Pavel Smerk wrote:
> David Vallner wrote:
>> Pavel Smerk wrote:
>>
>>> OMG!
>>>
>>> Why the and and or operators have the same priority? Unlike && and || 
>>> and also unlike the most of, or maybe all, other languages and 
>>> conventions?
>>>
>>> (Yes, long time spent on that now, who would expect such a curiosity...)
>>>
>>> Thanks for explanation, if there is any,
>>>
>>> P.
>>>
>>
>> <rant>
>> Just. Use. Parentheses. Even in programming languages where the rules 
>> are clear. Explicit >> Implicit.
>> </rant>
> 
> More parentheses, less readability. E.g. the natural language is quite 
> well understandable without the parentheses --- and (((I'm) sure), 
> (((it's) (better understandable)) (than (it (((would be) understandable) 
> (with them)))))).

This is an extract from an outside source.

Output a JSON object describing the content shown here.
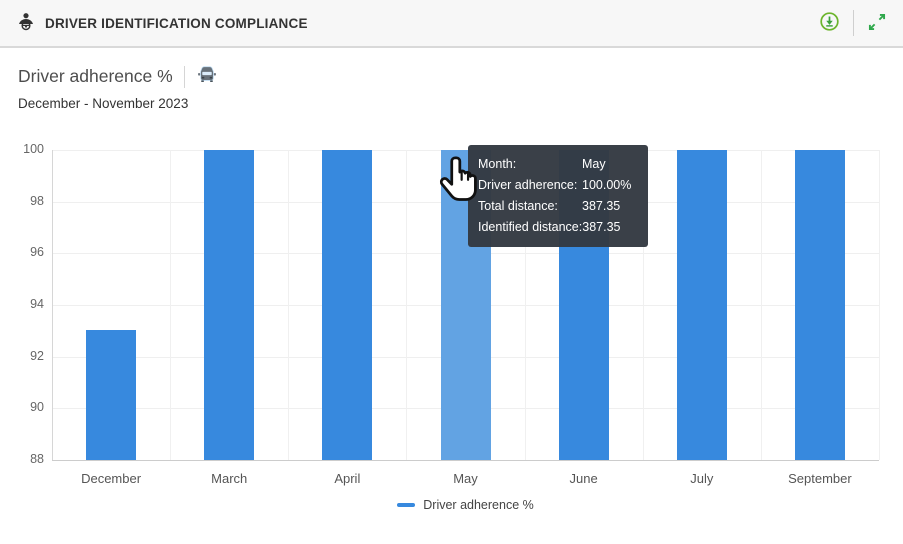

May be its operator precedence is better designed than 
> the ruby's one? (Although it can be hardly believable that something 
> could be even better than ruby. ;-)
> 

And for Christmas, I want a pony or a doggy and rollerskates and a bike 
or a computer and an action figure and a toy car or a goldfish or new 
shoes and a TV.

So...

Perfectly understandable? Only if people naturally follow boolean 
algebra rules when talking. (Riiight.) Of course, the above sentence is 
particularly convoluted (making it no more a contrived example than 
yours I'd say though), that's why it's pretty much impossible to 
determine what it's supposed to say. Which is my point: if you want 
programming language code as readable as natural language, just using 
words instead of symbols doesn't cut it - you should phrase your 
expressions clearly nonetheless. Like, oh, without long tangles of ands 
and ors.

For what it's worth though, since most programmers DO expect 
mathemathical rules to hold in programming languages, for the sake of 
consistency, I agree that the and should bind more tightly than or now 
that that's been brought up. I just don't really consider it critical 
since I believe you should never mix those in a single expression at all 
- boolean expressions are for me much easier to visually parse as "one 
must be true" or "all must be true" when you don't have nested anonymous 
complex terms involved. Those are a good candidate for extraction into a 
local variable or a separate predicate method.